Willie apenas sentía las piernas ni los brazos. Intentó arrastrarse para resguardarse, ¿pero dónde? El suelo de cemento le arañaba el cuerpo; un clavo oxidado le hizo una herida en la mano y luego le rasgó la pernera del pantalón. Le salía sangre de la palma de la mano y le mojó los pantalones. Pero Willie no sentía nada.
– Tranquilo. No te matará. Parálisis temporal, eso es todo. -Mills se agachó hasta que tuvo los ojos a sólo unos centímetros de los de Willie-. Nunca he querido hacerte daño. Tú lo sabes, ¿verdad? -Le acarició la frente-. Eres como un hijo para mí.
Willie intentó hablar, pero no pudo.
– Se te paralizarán todos los músculos, incluidos los de la garganta.
Lo agarró por los tobillos y lo arrastró hasta una esquina de la sala. La cabeza de Willie iba chocando contra el suelo duro y húmedo. Pero el dolor no era nada comparado con el miedo.
– No he tenido mucho tiempo para preparar esto. Tendrás que perdonarme.
Willie se lo quedó mirando, impotente, con los brazos muertos y las piernas absolutamente insensibles.
En la pared había dibujado un esbozo: una vista de un río.
– Escuela del río Hudson.
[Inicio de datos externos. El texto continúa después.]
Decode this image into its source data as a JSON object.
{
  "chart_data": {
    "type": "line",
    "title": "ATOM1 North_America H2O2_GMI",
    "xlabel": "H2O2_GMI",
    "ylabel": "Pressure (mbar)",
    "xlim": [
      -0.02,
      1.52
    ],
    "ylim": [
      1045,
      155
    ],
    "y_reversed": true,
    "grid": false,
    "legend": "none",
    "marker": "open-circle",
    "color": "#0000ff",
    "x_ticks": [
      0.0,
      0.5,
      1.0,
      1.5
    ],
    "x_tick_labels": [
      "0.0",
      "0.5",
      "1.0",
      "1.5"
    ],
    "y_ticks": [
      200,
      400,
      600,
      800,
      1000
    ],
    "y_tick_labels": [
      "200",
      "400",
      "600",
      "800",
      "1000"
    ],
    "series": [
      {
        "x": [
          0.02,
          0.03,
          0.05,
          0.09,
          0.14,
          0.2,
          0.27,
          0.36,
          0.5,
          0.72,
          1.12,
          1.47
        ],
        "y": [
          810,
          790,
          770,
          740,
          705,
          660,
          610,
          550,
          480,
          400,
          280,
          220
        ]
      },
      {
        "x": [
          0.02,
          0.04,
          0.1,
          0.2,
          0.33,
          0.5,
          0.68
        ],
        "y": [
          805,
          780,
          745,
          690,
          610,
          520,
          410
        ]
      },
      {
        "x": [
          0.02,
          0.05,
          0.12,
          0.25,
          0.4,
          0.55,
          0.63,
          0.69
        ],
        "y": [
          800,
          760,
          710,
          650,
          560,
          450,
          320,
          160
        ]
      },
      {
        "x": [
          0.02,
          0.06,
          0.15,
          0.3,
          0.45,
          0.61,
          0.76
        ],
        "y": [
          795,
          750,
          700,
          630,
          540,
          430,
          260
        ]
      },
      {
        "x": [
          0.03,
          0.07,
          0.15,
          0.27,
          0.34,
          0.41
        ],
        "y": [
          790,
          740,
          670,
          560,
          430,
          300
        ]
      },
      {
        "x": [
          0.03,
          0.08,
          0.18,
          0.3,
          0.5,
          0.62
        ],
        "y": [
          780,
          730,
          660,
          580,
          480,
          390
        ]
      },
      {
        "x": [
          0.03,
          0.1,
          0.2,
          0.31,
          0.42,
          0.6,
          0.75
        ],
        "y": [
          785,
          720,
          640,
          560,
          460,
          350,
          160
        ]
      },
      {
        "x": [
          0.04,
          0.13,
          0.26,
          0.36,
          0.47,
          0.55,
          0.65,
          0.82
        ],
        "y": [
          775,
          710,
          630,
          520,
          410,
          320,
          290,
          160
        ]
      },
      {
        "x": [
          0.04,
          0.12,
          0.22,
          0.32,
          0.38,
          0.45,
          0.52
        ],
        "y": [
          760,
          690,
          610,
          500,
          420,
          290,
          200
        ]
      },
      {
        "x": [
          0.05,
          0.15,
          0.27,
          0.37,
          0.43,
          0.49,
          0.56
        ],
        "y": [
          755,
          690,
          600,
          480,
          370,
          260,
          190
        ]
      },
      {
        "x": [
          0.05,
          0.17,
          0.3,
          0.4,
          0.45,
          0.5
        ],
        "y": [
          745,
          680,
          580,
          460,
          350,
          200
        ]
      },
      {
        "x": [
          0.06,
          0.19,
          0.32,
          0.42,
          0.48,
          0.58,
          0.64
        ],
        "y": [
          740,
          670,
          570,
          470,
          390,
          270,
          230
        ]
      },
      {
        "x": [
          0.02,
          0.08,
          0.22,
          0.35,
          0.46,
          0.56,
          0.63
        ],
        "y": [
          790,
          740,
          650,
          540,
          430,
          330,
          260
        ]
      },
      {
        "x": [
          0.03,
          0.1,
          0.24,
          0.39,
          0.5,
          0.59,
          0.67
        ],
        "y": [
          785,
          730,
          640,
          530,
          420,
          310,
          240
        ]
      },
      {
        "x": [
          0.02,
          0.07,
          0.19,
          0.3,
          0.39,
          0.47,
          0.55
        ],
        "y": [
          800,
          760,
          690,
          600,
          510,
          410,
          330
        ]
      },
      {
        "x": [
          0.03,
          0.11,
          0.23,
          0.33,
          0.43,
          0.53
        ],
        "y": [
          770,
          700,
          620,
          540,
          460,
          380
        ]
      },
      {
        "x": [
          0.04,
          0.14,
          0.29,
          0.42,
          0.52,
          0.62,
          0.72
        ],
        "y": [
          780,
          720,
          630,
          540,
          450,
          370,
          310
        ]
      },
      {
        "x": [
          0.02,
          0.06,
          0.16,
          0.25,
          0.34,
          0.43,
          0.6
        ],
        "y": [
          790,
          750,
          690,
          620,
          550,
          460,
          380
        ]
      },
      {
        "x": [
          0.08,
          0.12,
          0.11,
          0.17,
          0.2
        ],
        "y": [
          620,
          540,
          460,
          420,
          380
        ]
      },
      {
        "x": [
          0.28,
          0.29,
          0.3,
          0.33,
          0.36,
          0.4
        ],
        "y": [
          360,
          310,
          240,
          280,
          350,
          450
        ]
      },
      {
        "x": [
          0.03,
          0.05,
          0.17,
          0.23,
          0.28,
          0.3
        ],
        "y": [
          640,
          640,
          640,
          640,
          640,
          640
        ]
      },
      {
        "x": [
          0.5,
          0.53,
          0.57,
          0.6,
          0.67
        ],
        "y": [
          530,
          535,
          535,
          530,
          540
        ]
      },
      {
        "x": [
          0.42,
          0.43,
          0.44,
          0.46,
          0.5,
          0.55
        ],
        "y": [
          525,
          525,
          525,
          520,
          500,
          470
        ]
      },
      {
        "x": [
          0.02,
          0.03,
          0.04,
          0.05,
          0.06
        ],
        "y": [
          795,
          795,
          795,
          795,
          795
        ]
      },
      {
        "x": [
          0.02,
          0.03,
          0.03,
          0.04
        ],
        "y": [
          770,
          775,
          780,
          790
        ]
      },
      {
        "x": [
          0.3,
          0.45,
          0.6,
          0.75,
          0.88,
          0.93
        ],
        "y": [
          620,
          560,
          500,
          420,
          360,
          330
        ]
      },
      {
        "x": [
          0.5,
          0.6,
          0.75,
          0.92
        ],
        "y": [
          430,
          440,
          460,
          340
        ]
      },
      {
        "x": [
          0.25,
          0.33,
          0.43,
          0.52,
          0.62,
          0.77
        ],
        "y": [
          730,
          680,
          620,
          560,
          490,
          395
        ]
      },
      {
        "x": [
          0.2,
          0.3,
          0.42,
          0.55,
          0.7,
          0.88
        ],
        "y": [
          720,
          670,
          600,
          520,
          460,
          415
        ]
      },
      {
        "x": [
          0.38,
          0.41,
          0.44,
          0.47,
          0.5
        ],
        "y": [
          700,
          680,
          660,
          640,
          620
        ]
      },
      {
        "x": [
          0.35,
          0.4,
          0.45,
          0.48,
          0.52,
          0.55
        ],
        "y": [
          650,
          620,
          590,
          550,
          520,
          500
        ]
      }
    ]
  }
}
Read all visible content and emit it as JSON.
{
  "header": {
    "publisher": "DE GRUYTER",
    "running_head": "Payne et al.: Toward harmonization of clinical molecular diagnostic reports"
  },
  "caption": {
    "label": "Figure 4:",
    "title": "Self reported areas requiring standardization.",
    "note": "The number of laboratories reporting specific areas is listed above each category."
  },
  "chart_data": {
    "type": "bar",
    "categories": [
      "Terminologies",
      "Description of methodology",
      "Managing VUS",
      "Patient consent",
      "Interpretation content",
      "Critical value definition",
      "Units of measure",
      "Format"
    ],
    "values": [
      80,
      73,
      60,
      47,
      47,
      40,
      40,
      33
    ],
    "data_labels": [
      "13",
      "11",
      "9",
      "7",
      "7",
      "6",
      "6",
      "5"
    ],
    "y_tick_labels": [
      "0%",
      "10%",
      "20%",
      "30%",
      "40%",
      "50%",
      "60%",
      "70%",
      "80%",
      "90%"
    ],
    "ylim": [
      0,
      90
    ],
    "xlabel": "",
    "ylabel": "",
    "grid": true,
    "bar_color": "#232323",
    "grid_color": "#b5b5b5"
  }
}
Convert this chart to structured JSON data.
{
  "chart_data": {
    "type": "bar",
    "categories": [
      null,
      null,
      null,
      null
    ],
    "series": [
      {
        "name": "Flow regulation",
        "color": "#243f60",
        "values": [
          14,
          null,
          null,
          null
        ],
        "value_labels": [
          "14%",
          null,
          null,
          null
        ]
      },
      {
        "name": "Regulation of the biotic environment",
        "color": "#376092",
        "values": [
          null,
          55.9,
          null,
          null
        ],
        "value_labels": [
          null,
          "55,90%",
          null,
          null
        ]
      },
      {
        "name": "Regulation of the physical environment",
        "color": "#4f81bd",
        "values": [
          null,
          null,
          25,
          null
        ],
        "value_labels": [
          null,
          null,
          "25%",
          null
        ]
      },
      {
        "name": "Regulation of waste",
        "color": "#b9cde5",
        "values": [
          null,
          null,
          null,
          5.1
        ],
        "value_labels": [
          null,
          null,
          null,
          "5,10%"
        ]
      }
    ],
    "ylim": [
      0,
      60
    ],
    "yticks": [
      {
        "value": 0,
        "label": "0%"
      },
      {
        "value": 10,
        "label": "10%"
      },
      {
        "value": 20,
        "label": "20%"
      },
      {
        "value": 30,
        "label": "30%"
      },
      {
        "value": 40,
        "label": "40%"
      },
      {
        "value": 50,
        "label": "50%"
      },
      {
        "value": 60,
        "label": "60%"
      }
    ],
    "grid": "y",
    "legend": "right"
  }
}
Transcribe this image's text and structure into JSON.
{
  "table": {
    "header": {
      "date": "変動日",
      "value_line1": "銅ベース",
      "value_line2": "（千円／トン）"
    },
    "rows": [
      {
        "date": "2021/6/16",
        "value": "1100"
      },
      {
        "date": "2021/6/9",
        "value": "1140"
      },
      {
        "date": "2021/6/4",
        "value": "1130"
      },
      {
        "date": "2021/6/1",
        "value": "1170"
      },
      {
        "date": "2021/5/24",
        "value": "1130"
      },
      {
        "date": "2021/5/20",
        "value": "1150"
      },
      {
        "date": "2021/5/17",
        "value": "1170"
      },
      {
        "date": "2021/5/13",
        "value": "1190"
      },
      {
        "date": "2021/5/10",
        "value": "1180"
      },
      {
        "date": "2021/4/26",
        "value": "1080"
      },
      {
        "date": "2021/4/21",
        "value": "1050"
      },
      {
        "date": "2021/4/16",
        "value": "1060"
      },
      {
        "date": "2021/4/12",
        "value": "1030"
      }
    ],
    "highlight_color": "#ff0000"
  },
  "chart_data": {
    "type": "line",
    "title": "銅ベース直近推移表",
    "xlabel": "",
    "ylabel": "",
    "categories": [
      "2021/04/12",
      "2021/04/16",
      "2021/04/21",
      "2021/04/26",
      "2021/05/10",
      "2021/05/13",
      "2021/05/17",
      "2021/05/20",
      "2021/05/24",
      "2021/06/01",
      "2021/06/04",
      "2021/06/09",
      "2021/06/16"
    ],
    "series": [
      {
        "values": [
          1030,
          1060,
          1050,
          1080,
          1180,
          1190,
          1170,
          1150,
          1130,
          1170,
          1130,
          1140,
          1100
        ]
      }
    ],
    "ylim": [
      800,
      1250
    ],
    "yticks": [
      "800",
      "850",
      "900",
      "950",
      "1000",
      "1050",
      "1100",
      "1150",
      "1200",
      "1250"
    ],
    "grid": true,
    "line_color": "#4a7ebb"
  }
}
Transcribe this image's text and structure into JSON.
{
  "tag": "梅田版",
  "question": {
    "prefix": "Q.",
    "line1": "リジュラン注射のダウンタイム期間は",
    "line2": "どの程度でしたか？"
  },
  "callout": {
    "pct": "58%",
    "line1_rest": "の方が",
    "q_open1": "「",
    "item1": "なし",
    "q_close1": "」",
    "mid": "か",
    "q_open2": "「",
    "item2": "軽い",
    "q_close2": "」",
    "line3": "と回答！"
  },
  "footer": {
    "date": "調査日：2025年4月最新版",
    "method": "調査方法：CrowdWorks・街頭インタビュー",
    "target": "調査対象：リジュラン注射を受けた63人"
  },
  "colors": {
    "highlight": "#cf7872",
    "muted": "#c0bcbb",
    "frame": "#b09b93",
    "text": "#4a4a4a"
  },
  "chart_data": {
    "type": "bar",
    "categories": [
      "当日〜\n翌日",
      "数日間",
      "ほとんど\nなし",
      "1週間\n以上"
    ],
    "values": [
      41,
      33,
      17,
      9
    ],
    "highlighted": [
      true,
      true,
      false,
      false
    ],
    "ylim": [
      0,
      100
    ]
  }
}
Frederic Church -explicó Mills-. Pero no es más que una imitación. -Empujó a Willie contra la pared y le arregló un poco la pose-. ¿Crees que te podrás poner de pie? -preguntó-. No, claro que no. -Tenía en la mano una de esas barras de ceras que usan los artistas. Agarró a Willie por la mandíbula-. Estáte quieto -le dijo-. Tengo que hacer que te parezcas al Autorretrato de Basquiat. Le perfiló los ojos con una cera blanca y luego pintó a cuadros la boca de Willie.
Dio un paso atrás.
– No está mal. Pero tengo que levantarte. -Se retiró y revolvió lo que tenía en la mesa-. Estoy seguro de que tengo un martillo y clavos por alguna parte.
Kate tenía aquella sensación, la que había tenido cuando iba a salvar a Ruby Pringle: que era demasiado tarde. «Por favor, Dios mío, no.» Consultó el mapa de la ribera.
– Esto no nos ayuda, Floyd. ¡Vamos a llegar demasiado tarde!
– Calma, McKinnon.
Kate volvió a mirar el mapa. Le sudaba la frente.
Brown tomó la radio y llamó a la central.
– ¿Alguno de los coches ha encontrado algo?
– No. Todavía nada -resonó la voz de Mead-. ¿Y vosotros?
– Seguimos buscando.
Brown cortó y dio un volantazo para esquivar a un coche que avanzaba despacio. El mapa y el collage cayeron al suelo.